L’Afropunk Fest, qu’est-ce que c’est ?

Né en 2005 à Brooklyn sous l’impulsion de James Spooner et Matthew Morgan (respectivement réalisateur et producteur du documentaire Afro-Punk), le festival de musique Afropunk Fest avait originellement pour objectif de rassembler autour d’un week-end la communauté afro-américaine de culture punk, en parallèle du mouvement punk blanc moins inclusif. Depuis, l’événement propose une programmation artistique plus à l’image de la culture afro-américaine en générale en mêlant les univers punk rock mais aussi Soul, Hip Hop, Rap ou encore africains. L’audience s’est également élargie du fait de la popularité mondiale de ces sonorités, faisant ainsi de l’Afropunk Fest une des manifestions musicales les plus multiethniques des Etats-Unis. C’est donc sans surprise que d’autres villes à travers le monde ont emboîté le pas en accueillant l’événement. Dernières en date : Paris, Atlanta, Londres (et peut-être bientôt Oakland en Californie !).

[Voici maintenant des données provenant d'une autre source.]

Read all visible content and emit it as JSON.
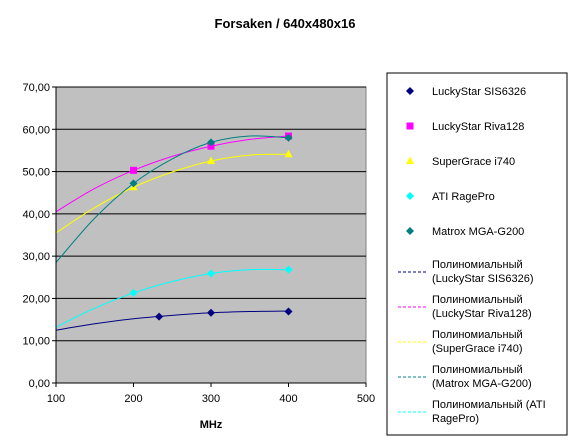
{
  "chart_data": {
    "type": "scatter",
    "title": "Forsaken / 640x480x16",
    "xlabel": "MHz",
    "ylabel": "",
    "xlim": [
      100,
      500
    ],
    "ylim": [
      0,
      70
    ],
    "x_ticks": [
      100,
      200,
      300,
      400,
      500
    ],
    "x_tick_labels": [
      "100",
      "200",
      "300",
      "400",
      "500"
    ],
    "y_ticks": [
      0,
      10,
      20,
      30,
      40,
      50,
      60,
      70
    ],
    "y_tick_labels": [
      "0,00",
      "10,00",
      "20,00",
      "30,00",
      "40,00",
      "50,00",
      "60,00",
      "70,00"
    ],
    "grid": "horizontal",
    "plot_background": "#c0c0c0",
    "legend_position": "right",
    "series": [
      {
        "name": "LuckyStar SIS6326",
        "marker": "diamond",
        "color": "#000080",
        "x": [
          233,
          300,
          400
        ],
        "y": [
          15.7,
          16.6,
          16.9
        ]
      },
      {
        "name": "LuckyStar Riva128",
        "marker": "square",
        "color": "#ff00ff",
        "x": [
          200,
          300,
          400
        ],
        "y": [
          50.3,
          56.0,
          58.4
        ]
      },
      {
        "name": "SuperGrace i740",
        "marker": "triangle",
        "color": "#ffff00",
        "x": [
          200,
          300,
          400
        ],
        "y": [
          46.3,
          52.5,
          54.1
        ]
      },
      {
        "name": "ATI RagePro",
        "marker": "diamond",
        "color": "#00ffff",
        "x": [
          200,
          300,
          400
        ],
        "y": [
          21.3,
          25.9,
          26.8
        ]
      },
      {
        "name": "Matrox MGA-G200",
        "marker": "diamond",
        "color": "#008080",
        "x": [
          200,
          300,
          400
        ],
        "y": [
          47.2,
          56.9,
          58.0
        ]
      }
    ],
    "trendlines": [
      {
        "name": "Полиномиальный (LuckyStar SIS6326)",
        "name_lines": [
          "Полиномиальный",
          "(LuckyStar SIS6326)"
        ],
        "color": "#000080",
        "x": [
          100,
          150,
          200,
          250,
          300,
          350,
          400
        ],
        "y": [
          12.5,
          14.0,
          15.2,
          16.0,
          16.6,
          16.9,
          17.0
        ]
      },
      {
        "name": "Полиномиальный (LuckyStar Riva128)",
        "name_lines": [
          "Полиномиальный",
          "(LuckyStar Riva128)"
        ],
        "color": "#ff00ff",
        "x": [
          100,
          150,
          200,
          250,
          300,
          350,
          400
        ],
        "y": [
          40.5,
          46.0,
          50.3,
          53.6,
          56.0,
          57.6,
          58.4
        ]
      },
      {
        "name": "Полиномиальный (SuperGrace i740)",
        "name_lines": [
          "Полиномиальный",
          "(SuperGrace i740)"
        ],
        "color": "#ffff00",
        "x": [
          100,
          150,
          200,
          250,
          300,
          350,
          400
        ],
        "y": [
          35.5,
          41.5,
          46.3,
          49.9,
          52.5,
          53.9,
          54.1
        ]
      },
      {
        "name": "Полиномиальный (Matrox MGA-G200)",
        "name_lines": [
          "Полиномиальный",
          "(Matrox MGA-G200)"
        ],
        "color": "#008080",
        "x": [
          100,
          150,
          200,
          250,
          300,
          350,
          400
        ],
        "y": [
          28.5,
          39.0,
          47.2,
          53.0,
          56.9,
          58.4,
          58.0
        ]
      },
      {
        "name": "Полиномиальный (ATI RagePro)",
        "name_lines": [
          "Полиномиальный (ATI",
          "RagePro)"
        ],
        "color": "#00ffff",
        "x": [
          100,
          150,
          200,
          250,
          300,
          350,
          400
        ],
        "y": [
          13.2,
          17.7,
          21.3,
          24.0,
          25.9,
          26.8,
          26.8
        ]
      }
    ]
  }
}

Escapade donc ce dimanche du 27 août 2016 dans l’enclave brooklynoise du Commodore Barry Park qui s’imprègne de l’identité du festival depuis 2015. Le billet standard d’entrée vous en coûte 50 dollars environ, pour l’entrée VIP, il faut débourser dans les 200 dollars. On est bien loin des 600 dollars (minimum) de Coachella…

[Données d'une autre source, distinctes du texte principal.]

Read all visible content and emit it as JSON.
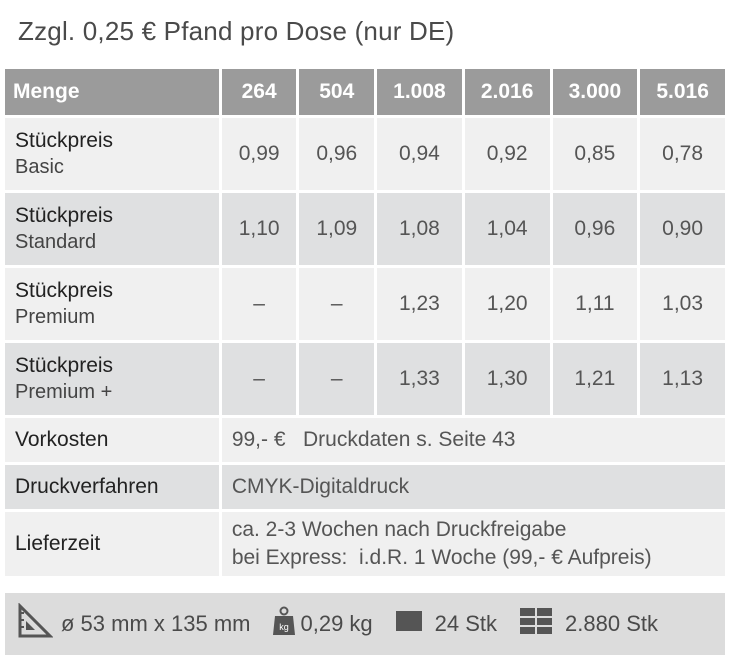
{
  "note": "Zzgl. 0,25 € Pfand pro Dose (nur DE)",
  "table": {
    "header": [
      "Menge",
      "264",
      "504",
      "1.008",
      "2.016",
      "3.000",
      "5.016"
    ],
    "rows": [
      {
        "label": "Stückpreis",
        "sub": "Basic",
        "values": [
          "0,99",
          "0,96",
          "0,94",
          "0,92",
          "0,85",
          "0,78"
        ]
      },
      {
        "label": "Stückpreis",
        "sub": "Standard",
        "values": [
          "1,10",
          "1,09",
          "1,08",
          "1,04",
          "0,96",
          "0,90"
        ]
      },
      {
        "label": "Stückpreis",
        "sub": "Premium",
        "values": [
          "–",
          "–",
          "1,23",
          "1,20",
          "1,11",
          "1,03"
        ]
      },
      {
        "label": "Stückpreis",
        "sub": "Premium +",
        "values": [
          "–",
          "–",
          "1,33",
          "1,30",
          "1,21",
          "1,13"
        ]
      }
    ],
    "vorkosten": {
      "label": "Vorkosten",
      "value": "99,- €   Druckdaten s. Seite 43"
    },
    "druckverfahren": {
      "label": "Druckverfahren",
      "value": "CMYK-Digitaldruck"
    },
    "lieferzeit": {
      "label": "Lieferzeit",
      "line1": "ca. 2-3 Wochen nach Druckfreigabe",
      "line2": "bei Express:  i.d.R. 1 Woche (99,- € Aufpreis)"
    }
  },
  "footer": {
    "dimensions": "ø 53 mm x 135 mm",
    "weight": "0,29 kg",
    "weight_icon_label": "kg",
    "pack": "24 Stk",
    "pallet": "2.880 Stk"
  },
  "icons": {
    "dimensions": "ruler-triangle-icon",
    "weight": "weight-icon",
    "pack": "box-icon",
    "pallet": "pallet-icon"
  },
  "colors": {
    "header_bg": "#9b9b9b",
    "row_light": "#f0f0f0",
    "row_dark": "#dfe0e1",
    "footer_bg": "#dcdcdc"
  }
}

Dès la sortie du métro Jay st, ligne A, on sent qu’il se passe quelque chose. Les allures lookées habituelles de Brooklyn sont comme exacerbées, amplifiées dans leur extravagance, toutes ou presque amassées sur le quai puis dans la rue, arborées par ces corps tatoués et luisant sous les rayons ravageurs d’une fin d’été new yorkaise. Les couleurs chatoient autour de moi sous les mediums de wax, de dashiki et de coiffures toujours plus improbables ou entortillées. Ce sont là déjà les effluves musqués de l’Afropunk Fest. Malgré une arrivée un peu tardive, la file d’attente s’affiche toute en longueur, similaire à une matinée Balmain X H&M. Le soleil est pour le coup plutôt assassin, mais mon attention se déconcentre de la brûlure face au festival de tenues peu classiques que j’ai identifiées dans la queue, et à l’excitation de la musique qui perce les panneaux noirs qui séparent la rue du théâtre afropunkesque. J’entends même un Premier Gaou qui agite aussitôt la foule pourtant anglo-saxonne. Electrisant !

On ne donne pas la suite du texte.